La solution adoptée par la Chambre sociale de la Cour de cassation, dans un arrêt inédit en date du 8 avril 2009, fera frémir tous les parents d'enfants en bas-âge qui choisissent de faire garder leur progéniture au domicile familial : dès lors que la nounou est enceinte, il devient presque impossible de la licencier. La solution, conforme à l'état actuel de la jurisprudence (I), nous semble excessive et inadaptée à la situation particulière des parents considérés comme des particuliers employeurs (II).

Résumé

Pour débouter la salariée de sa demande tendant à la nullité de son licenciement et décider que celui-ci était fondé sur une cause réelle et sérieuse, la cour d'appel, après avoir rappelé que l'employeur peut prononcer un licenciement au cours de la période de protection lorsqu'il est motivé par l'impossibilité de maintenir le contrat de travail en raison de circonstances étrangères à l'état ou à la situation de la salariée, retient que, selon l'employeur, le licenciement est justifié par la suppression de l'emploi de garde d'enfant à domicile en raison de l'âge de ses deux enfants tous deux scolarisés à la rentrée scolaire et des horaires coïncidant exactement avec les siens, elle-même institutrice, ce qui a pour conséquence la suppression de l'emploi de garde d'enfants tenu par la salariée. En se déterminant ainsi, sans constater l'impossibilité dans laquelle s'était trouvé l'employeur de maintenir le contrat de travail pour un motif étranger à la grossesse, à l'accouchement ou à l'adoption, la cour d'appel n'a pas donné de base légale à sa décision.

Commentaire

I - La protection due à la nounou enceinte

  • La protection légale de la femme enceinte

L'article L. 1225-4 du Code du travail (N° Lexbase : L0854H9I) interdit de licencier une femme en raison de sa grossesse, du jour où elle est enceinte jusqu'à l'expiration d'une période de quatre semaines qui suit la fin de son congé de maternité. A titre exceptionnel, un licenciement est possible s'il est motivé par la faute grave de la salariée ou l'impossibilité, pour un motif étranger à la grossesse ou à l'accouchement, de maintenir le contrat de travail ; ce dernier ne pourra, toutefois, ni être notifié, ni prendre effet pendant les périodes de suspension du contrat de travail, c'est-à-dire lorsque la salariée est en congé de maternité.

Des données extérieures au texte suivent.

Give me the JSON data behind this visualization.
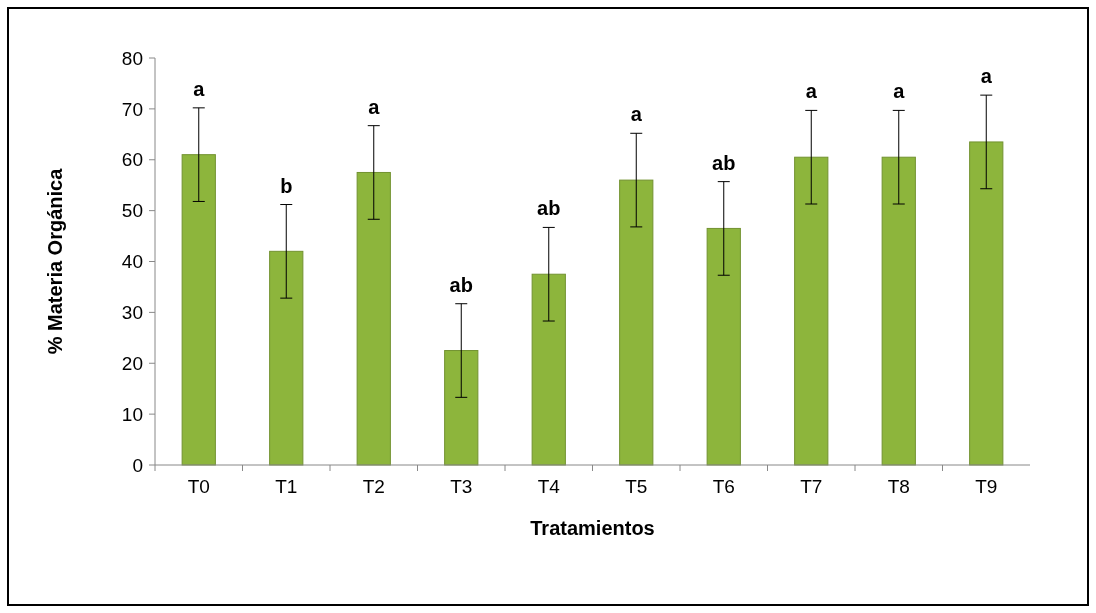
{
  "chart_data": {
    "type": "bar",
    "xlabel": "Tratamientos",
    "ylabel": "% Materia Orgánica",
    "categories": [
      "T0",
      "T1",
      "T2",
      "T3",
      "T4",
      "T5",
      "T6",
      "T7",
      "T8",
      "T9"
    ],
    "values": [
      61,
      42,
      57.5,
      22.5,
      37.5,
      56,
      46.5,
      60.5,
      60.5,
      63.5
    ],
    "errors": [
      9.2,
      9.2,
      9.2,
      9.2,
      9.2,
      9.2,
      9.2,
      9.2,
      9.2,
      9.2
    ],
    "color": "#8db53c",
    "ylim": [
      0,
      80
    ],
    "yticks": [
      0,
      10,
      20,
      30,
      40,
      50,
      60,
      70,
      80
    ],
    "grid": false,
    "annotations": [
      "a",
      "b",
      "a",
      "ab",
      "ab",
      "a",
      "ab",
      "a",
      "a",
      "a"
    ]
  }
}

  • Une jurisprudence très protectrice des femmes enceintes

La jurisprudence fait classiquement une interprétation très stricte de la notion de faute grave dépourvue de tout lien avec la grossesse (1), comme celle d'"impossibilité", en écartant le motif pris de l'insuffisance professionnelle (2) ou la suppression de l'emploi dans le cadre d'un licenciement pour motif économique (3), à moins que celle-ci ne s'accompagne de circonstances additionnelles rendant le maintien du contrat véritablement impossible (4) ; comme l'indique la Cour de cassation dans une formule devenue de style, "l'existence d'un motif économique de licenciement ne caractérisant pas, à elle seule, cette impossibilité" (5), ce qui contraint l'employeur à préciser, dans la lettre de licenciement, le motif de la rupture, "en quoi celles-ci avaient placé l'employeur dans l'impossibilité de maintenir le contrat de travail de la salariée pendant les périodes de protection dont elle bénéficiait" (6).

Cette jurisprudence a, également, été appliquée lorsque l'employeur est un particulier et que ce dernier exerce son droit de retrait de l'enfant à l'égard d'une assistante maternelle enceinte ; dans cette hypothèse, en effet, la protection de la femme enceinte prime sur le droit de retrait des parents et le fait que ces derniers souhaitent, désormais, s'occuper de leur enfant ou changer le mode de garde, ne constitue pas l'impossibilité exigée par la loi pour rompre le contrat de travail (7).

  • Une sévérité confirmée en l'espèce

C'est cette sévérité que confirme ce nouvel arrêt rendu par la Chambre sociale de la Cour de cassation dans cette affaire où une salariée avait été engagée par un particulier pour assurer la garde de ses deux enfants à domicile pour un horaire de 60 heures par mois. Alors que la salariée était en état de grossesse, elle avait été licenciée "pour suppression de son emploi de garde d'enfants à domicile en raison de l'âge des deux enfants scolarisés tous deux à l'école primaire à la rentrée prochaine avec des horaires coïncidant exactement avec ceux de l'employeur, professeur des écoles". Contestant la validité de ce motif, la salariée avait saisi la juridiction prud'homale pour voir prononcer la nullité de son licenciement.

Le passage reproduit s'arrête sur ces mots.